Andere Waren waren Waffen, Walross-Elfenbein, Salz, Kabeljau und sogar Falken für den europäischen Adel.
Kriegsführung und Waffen
Alle freien Männer waren verpflichtet, Waffen zu besitzen. Der soziale Status spiegelte sich in den Waffen wider:
- Jarls trugen Helme, Kettenhemden und Schwerter (oft symbolisch).
- Bóndi kämpften mit Speeren, Schilde und Äxte, wobei Zweihandäxte sehr effektiv waren.
Religion
Die alte nordische Religion war ein polytheistischer Glaube, der entstand, als sich die nordgermanischen Völker von anderen germanischen Gruppen abtrennten. Die Wikinger glaubten an verschiedene Götter und Göttinnen, unterteilt in zwei Gruppen: die Æsir und die Vanir. Bekannte Götter waren Odin und Thor. Der Glaube drehte sich um Yggdrasil, den Weltenbaum, der die verschiedenen Welten miteinander verband. Es gab verschiedene Jenseitswelten, die von verschiedenen Göttern verwaltet wurden. Die Religion wurde hauptsächlich durch mündliche Überlieferung weitergegeben, mit einem starken Fokus auf Rituale. Könige und Stammesführer erfüllten die Rolle des Hohepriesters und spielten eine wichtige Rolle bei der Durchführung von Opfern und Ritualen, die oft in Freiluftgebieten wie Wäldern und Seen stattfanden. Darüber hinaus gab es Praktizierende von Seiðr, eine Art Magie, die als schamanistisch angesehen wurde.

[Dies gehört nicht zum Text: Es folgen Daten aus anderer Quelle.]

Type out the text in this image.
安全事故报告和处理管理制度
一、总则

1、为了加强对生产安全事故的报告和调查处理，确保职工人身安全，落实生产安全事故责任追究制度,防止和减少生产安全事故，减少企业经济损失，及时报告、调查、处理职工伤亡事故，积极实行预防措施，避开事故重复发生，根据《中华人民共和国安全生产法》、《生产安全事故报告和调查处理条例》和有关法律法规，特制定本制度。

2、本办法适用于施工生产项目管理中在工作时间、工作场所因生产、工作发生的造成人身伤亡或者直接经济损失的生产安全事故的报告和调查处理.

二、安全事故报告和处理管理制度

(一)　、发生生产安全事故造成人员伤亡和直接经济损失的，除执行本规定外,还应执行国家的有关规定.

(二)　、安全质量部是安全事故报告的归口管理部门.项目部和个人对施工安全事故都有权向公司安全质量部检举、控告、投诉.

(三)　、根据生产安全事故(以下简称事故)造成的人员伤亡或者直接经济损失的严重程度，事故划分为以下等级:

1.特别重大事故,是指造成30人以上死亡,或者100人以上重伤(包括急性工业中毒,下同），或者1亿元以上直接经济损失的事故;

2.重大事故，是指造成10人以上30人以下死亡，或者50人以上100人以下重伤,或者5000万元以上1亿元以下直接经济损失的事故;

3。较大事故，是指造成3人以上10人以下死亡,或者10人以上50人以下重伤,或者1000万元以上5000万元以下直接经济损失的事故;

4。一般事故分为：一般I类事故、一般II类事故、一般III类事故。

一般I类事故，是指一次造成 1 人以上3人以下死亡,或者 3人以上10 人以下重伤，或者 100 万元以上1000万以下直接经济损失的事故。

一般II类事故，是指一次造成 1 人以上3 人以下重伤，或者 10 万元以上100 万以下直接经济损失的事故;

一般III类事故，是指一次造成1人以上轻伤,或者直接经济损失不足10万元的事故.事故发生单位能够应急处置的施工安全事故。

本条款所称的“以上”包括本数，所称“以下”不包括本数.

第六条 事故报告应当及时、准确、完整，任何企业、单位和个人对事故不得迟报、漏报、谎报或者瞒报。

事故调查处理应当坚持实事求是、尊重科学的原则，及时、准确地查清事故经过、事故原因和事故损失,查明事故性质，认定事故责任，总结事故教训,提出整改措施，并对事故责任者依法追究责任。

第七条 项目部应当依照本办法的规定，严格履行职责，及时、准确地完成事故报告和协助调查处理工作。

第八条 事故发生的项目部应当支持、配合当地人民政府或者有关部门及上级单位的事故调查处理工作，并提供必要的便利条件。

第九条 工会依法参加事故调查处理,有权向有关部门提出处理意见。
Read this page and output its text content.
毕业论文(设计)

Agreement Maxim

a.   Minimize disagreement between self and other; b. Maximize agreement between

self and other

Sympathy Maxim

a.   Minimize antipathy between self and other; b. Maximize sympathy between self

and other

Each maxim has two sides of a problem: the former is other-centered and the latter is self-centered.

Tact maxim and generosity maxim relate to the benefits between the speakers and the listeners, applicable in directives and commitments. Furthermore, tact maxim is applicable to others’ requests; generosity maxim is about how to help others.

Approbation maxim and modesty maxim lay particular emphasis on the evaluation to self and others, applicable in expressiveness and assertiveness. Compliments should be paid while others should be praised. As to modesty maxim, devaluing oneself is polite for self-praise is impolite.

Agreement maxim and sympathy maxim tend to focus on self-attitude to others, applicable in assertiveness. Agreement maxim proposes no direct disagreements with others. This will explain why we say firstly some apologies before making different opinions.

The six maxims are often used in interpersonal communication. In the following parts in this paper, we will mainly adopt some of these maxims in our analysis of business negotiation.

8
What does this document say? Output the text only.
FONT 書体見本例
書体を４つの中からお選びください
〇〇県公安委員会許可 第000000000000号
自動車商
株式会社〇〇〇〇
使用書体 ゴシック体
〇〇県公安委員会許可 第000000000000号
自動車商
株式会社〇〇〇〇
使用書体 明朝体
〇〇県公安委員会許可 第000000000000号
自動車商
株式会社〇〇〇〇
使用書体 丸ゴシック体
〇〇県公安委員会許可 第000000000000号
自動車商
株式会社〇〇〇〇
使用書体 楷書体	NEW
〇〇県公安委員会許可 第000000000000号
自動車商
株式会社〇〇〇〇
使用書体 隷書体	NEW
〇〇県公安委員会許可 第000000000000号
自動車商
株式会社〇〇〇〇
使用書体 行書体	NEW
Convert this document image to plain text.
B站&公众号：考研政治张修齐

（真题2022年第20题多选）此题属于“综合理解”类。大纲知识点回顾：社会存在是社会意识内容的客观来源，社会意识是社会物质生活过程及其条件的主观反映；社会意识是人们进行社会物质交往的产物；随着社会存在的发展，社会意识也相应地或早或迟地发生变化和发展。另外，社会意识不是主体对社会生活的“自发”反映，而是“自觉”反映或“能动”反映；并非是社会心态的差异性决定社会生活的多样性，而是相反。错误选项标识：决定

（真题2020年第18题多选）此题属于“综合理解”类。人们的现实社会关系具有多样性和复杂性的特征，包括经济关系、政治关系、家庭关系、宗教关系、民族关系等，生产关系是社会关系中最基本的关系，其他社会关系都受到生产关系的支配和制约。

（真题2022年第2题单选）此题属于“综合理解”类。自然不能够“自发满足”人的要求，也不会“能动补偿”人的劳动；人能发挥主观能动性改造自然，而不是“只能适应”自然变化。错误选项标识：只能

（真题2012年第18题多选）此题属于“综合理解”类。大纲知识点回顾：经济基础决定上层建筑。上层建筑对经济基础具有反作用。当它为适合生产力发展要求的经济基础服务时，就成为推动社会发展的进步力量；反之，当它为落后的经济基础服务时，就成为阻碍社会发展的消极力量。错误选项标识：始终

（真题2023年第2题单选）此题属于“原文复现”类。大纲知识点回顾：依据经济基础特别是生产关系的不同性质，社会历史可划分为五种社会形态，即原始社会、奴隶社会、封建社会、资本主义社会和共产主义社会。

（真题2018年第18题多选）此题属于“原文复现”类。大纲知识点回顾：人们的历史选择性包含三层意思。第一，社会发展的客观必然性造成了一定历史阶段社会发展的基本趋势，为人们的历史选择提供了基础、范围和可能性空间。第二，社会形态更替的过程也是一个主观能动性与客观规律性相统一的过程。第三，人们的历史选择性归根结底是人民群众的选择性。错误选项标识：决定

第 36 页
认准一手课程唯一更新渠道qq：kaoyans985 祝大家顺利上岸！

Assimilation ins Christentum
Das Christentum gewann zunehmend an Boden. Dänemark und Norwegen gründeten im 11. Jahrhundert Bistümer, und 1103 wurde das erste Erzbistum in Skandinavien in Lund gegründet, das damals zu Dänemark gehörte. Die Kirche veränderte die religiöse und soziale Landschaft, und die Sklaverei – einst ein wichtiges Geschäftsmodell der Wikinger – wurde entmutigt. Da Christen keine Mit-Christen als Sklaven halten durften, verschwand dieser Brauch größtenteils, was den wirtschaftlichen Anreiz für Plünderungen beseitigte. Dies markierte das Ende der Wikingerzeit und die Integration Skandinaviens in das christliche Europa.
Kulturelle Assimilation
Die Wikingeridentität blieb in abgelegenen Gebieten wie Island erhalten, aber Gruppen assimilierten sich oft schnell in andere Kulturen, wie die Franken in der Normandie.